In Pilgram at Tinker Creek, Annie Dillard writes of a patient who was blind since birth but can now see after cataract surgery. There were significant anomalies in their perceptions of space and time. Someone who was trying to learn how to use his new skill would take off one of his boots and throw it out in front of him across the room. He would then try to guess the distance and take a few steps toward it, trying to grab it but missing entirely.
The new sensations of color and light were dazzling for these people, but at the same time, for many of them, also oppressive—it was the realization of “the tremendous size of the world,” Dillard suggests, “something they had previously conceived of as touchingly manageable.”
My friend Tonia just moved into her own apartment after 30 years of living on the streets. It is in this home that she finds herself feeling more alone and depressed then ever.
She tells me she just doesn’t know what to do now. She keeps finding herself back out on the street, and says she prays everyday that God would take the “like” out of crack and the hustle.

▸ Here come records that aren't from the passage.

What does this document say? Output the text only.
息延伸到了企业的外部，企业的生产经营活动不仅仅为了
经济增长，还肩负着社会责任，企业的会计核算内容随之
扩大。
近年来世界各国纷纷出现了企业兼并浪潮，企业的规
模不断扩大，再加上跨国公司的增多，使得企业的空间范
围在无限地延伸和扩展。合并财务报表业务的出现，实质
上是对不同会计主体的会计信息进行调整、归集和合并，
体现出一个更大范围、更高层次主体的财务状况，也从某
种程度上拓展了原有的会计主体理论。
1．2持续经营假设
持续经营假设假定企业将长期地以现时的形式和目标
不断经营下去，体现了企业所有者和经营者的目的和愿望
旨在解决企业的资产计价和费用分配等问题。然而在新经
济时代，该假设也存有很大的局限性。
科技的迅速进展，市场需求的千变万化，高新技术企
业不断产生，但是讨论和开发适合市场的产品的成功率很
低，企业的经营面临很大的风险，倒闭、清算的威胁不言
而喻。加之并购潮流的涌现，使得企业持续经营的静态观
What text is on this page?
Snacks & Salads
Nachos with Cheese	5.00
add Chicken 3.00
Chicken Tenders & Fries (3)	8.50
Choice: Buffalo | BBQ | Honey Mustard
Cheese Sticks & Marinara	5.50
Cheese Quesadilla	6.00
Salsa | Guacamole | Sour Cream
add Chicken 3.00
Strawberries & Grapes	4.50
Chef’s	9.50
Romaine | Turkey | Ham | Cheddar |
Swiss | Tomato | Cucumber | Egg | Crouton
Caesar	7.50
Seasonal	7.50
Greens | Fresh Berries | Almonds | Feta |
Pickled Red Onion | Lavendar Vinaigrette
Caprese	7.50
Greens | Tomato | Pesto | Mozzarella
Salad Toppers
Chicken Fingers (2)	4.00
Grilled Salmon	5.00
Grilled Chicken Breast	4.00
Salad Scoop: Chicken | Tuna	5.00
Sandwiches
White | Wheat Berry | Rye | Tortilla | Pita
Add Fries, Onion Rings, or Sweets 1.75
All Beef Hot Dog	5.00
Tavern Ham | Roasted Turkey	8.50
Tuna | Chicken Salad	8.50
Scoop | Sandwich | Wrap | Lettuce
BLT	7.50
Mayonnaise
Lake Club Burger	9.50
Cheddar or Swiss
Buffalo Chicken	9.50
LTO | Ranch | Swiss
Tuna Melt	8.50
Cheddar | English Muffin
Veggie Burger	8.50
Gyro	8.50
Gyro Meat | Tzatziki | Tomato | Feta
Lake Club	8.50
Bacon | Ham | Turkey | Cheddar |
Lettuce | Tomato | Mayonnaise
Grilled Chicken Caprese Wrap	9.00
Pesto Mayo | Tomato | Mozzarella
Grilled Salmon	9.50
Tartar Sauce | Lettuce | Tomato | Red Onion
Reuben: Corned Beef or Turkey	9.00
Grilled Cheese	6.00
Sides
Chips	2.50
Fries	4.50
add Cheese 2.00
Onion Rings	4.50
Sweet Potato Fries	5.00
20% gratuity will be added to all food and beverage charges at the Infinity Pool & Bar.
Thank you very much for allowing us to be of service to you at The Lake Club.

I ask her to say more, and, together, we begin unearthing the role of crack in Tonia’s life.
Because life on the streets is so cruel and unpredictable, typically, the only thing that has offered her a sense of orientation is the purposed nature of transactions—buying drugs, exchanging sex—that she must engage in to survive along Aurora Avenue.
Now that Tonia is off the streets, in a different neighborhood with no sense of orientation, it’s kind of like she takes her boot off, throws it across her apartment, walks to get it, and misses it all together. It just doesn’t work anymore.
Tears roll down her face. . .
. . . new sensations of color and light were dazzling
but the possibility embodied in her apartment, she says, is almost more cruel and oppressive than the streets.